Sometimes, we can find men who are maybe so-so, incredibly attractive because of their character traits. (For a great example of this look to Admiral Adama from BSG as played by Edward James Almos - he's not good looking, but he's sexy as all hell.) -So, back to my disfigured hero - how would he make a woman fall in love with him. Nothing overtly, I'd say. He'd be too afraid he'd be rejected outright. Since the accident happened in his youth - no older than 18 or 19 - he's had to deal with the repercussions for years - 20 of them at the very least. But he's an intelligent guy, with his Ph.D. in the science field (research of some sort, I'm thinking) where he works in a lab. Maybe his partner on a project is a beautiful doctor and they have a standing dinner in the lab once a week to discuss the project and new directions...even brainstorm if they have to. Maybe these little "business" dinners, sometimes turn personal...the conversations that is...they start getting closer. Now, for me...a sense of humor is all so important and attractive and luscious.

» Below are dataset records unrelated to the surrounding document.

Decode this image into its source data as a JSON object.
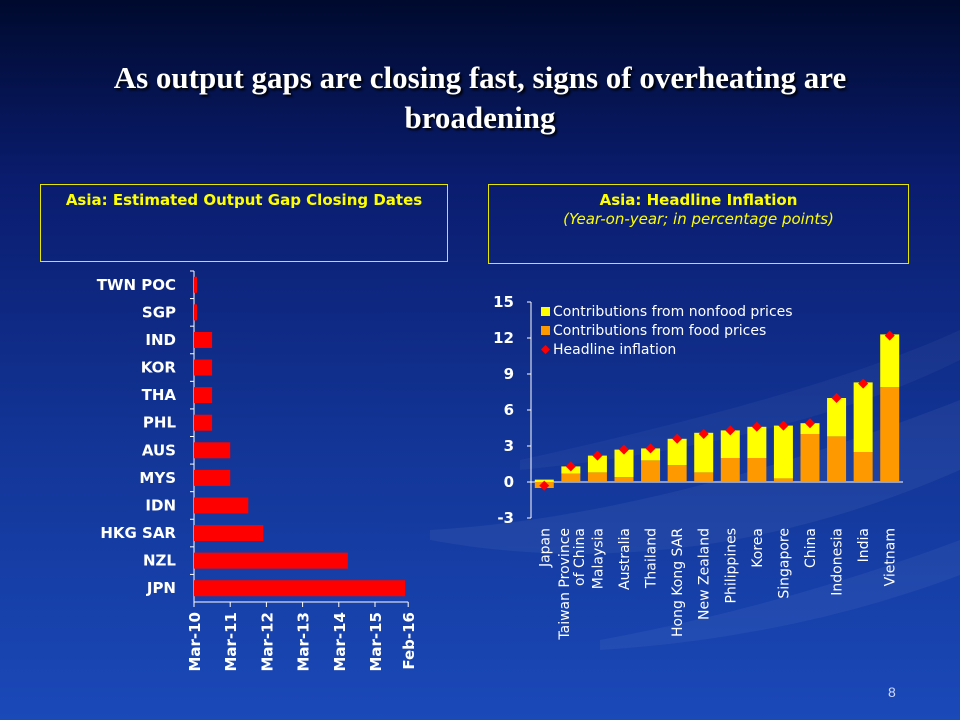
{
  "slide": {
    "title": "As output gaps are closing fast, signs of overheating are broadening",
    "page_number": "8"
  },
  "colors": {
    "background": "#0f2a8a",
    "gap_bar": "#ff0000",
    "nonfood": "#ffff00",
    "food": "#ff9900",
    "headline_marker": "#ff0000",
    "title_box_border": "#e6e600"
  },
  "chart_data": [
    {
      "type": "bar",
      "orientation": "horizontal",
      "title": "Asia: Estimated Output Gap Closing Dates",
      "categories": [
        "TWN POC",
        "SGP",
        "IND",
        "KOR",
        "THA",
        "PHL",
        "AUS",
        "MYS",
        "IDN",
        "HKG SAR",
        "NZL",
        "JPN"
      ],
      "values": [
        "Apr-10",
        "Apr-10",
        "Sep-10",
        "Sep-10",
        "Sep-10",
        "Sep-10",
        "Mar-11",
        "Mar-11",
        "Sep-11",
        "Feb-12",
        "Jun-14",
        "Jan-16"
      ],
      "x_ticks": [
        "Mar-10",
        "Mar-11",
        "Mar-12",
        "Mar-13",
        "Mar-14",
        "Mar-15",
        "Feb-16"
      ],
      "grid": false
    },
    {
      "type": "bar",
      "stacked": true,
      "title": "Asia: Headline Inflation",
      "subtitle": "(Year-on-year; in percentage points)",
      "categories": [
        "Japan",
        "Taiwan Province of China",
        "Malaysia",
        "Australia",
        "Thailand",
        "Hong Kong SAR",
        "New Zealand",
        "Philippines",
        "Korea",
        "Singapore",
        "China",
        "Indonesia",
        "India",
        "Vietnam"
      ],
      "category_lines": [
        [
          "Japan"
        ],
        [
          "Taiwan Province",
          "of China"
        ],
        [
          "Malaysia"
        ],
        [
          "Australia"
        ],
        [
          "Thailand"
        ],
        [
          "Hong Kong SAR"
        ],
        [
          "New Zealand"
        ],
        [
          "Philippines"
        ],
        [
          "Korea"
        ],
        [
          "Singapore"
        ],
        [
          "China"
        ],
        [
          "Indonesia"
        ],
        [
          "India"
        ],
        [
          "Vietnam"
        ]
      ],
      "series": [
        {
          "name": "Contributions from food prices",
          "values": [
            -0.5,
            0.7,
            0.8,
            0.4,
            1.8,
            1.4,
            0.8,
            2.0,
            2.0,
            0.3,
            4.0,
            3.8,
            2.5,
            7.9
          ]
        },
        {
          "name": "Contributions from nonfood prices",
          "values": [
            0.2,
            0.6,
            1.4,
            2.3,
            1.0,
            2.2,
            3.3,
            2.3,
            2.6,
            4.4,
            0.9,
            3.2,
            5.8,
            4.4
          ]
        }
      ],
      "headline": {
        "name": "Headline inflation",
        "values": [
          -0.3,
          1.3,
          2.2,
          2.7,
          2.8,
          3.6,
          4.0,
          4.3,
          4.6,
          4.7,
          4.9,
          7.0,
          8.2,
          12.2
        ]
      },
      "yticks": [
        15,
        12,
        9,
        6,
        3,
        0,
        -3
      ],
      "ylim": [
        -3,
        15
      ],
      "legend_position": "top-left",
      "grid": false
    }
  ]
}
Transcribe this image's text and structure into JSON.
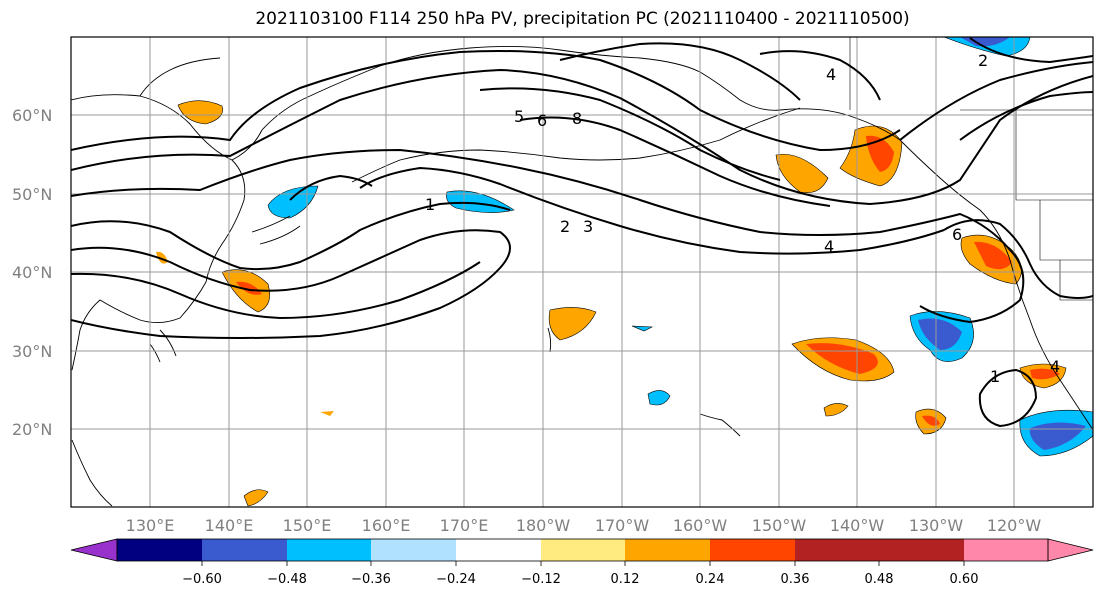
{
  "title": "2021103100 F114 250 hPa PV, precipitation PC (2021110400 - 2021110500)",
  "lat_labels": [
    "60°N",
    "50°N",
    "40°N",
    "30°N",
    "20°N"
  ],
  "lon_labels": [
    "130°E",
    "140°E",
    "150°E",
    "160°E",
    "170°E",
    "180°W",
    "170°W",
    "160°W",
    "150°W",
    "140°W",
    "130°W",
    "120°W"
  ],
  "colorbar": {
    "ticks": [
      "−0.60",
      "−0.48",
      "−0.36",
      "−0.24",
      "−0.12",
      "0.12",
      "0.24",
      "0.36",
      "0.48",
      "0.60"
    ],
    "colors": [
      "#9932cc",
      "#000080",
      "#3a5bcf",
      "#00bfff",
      "#b0e2ff",
      "#ffffff",
      "#ffeb80",
      "#ffa500",
      "#ff4500",
      "#b22222",
      "#ff88aa"
    ]
  },
  "contour_labels": [
    "1",
    "2",
    "3",
    "4",
    "5",
    "6",
    "8",
    "4",
    "6",
    "1",
    "2",
    "4"
  ]
}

But maybe for this heroine, it's integrity and honor. Maybe she's been the recipient of too many arrogant boyfriends who are surface pretty but lack real substance. See where I'm going with this? She's going to fall hard for a man who she can talk to, who shares her interest in science and has both honor and integrity. What if she finds out this man she's fallen in love with plans to go back under the knife to have some corrective surgery to fix the botched rebuild he's had for twenty years. - I can just see the scene so clearly in my head. *sigh* I won't give any more of it away because I have the feeling I might use this sometime. But you get what I'm after - heroine falls in love with hero dispite looks, and because of his inner self.

So, read a Jane Austen book, look at the characters and think about why they are still popular after 200 hundred years. As the saying goes, beauty fades.

What are some of your favorite characters, and what is it about them that you remember most?



Sierra Wolfe said...

Great post, Kat! You always teach me so much. Thanks for sharing with us!

Mark Alders said...

Excellent post and lots of wonderful tips in there, too.



Tierney O'Malley said...

Damn Kate, your posts are A-grade material. Thanks a bunch.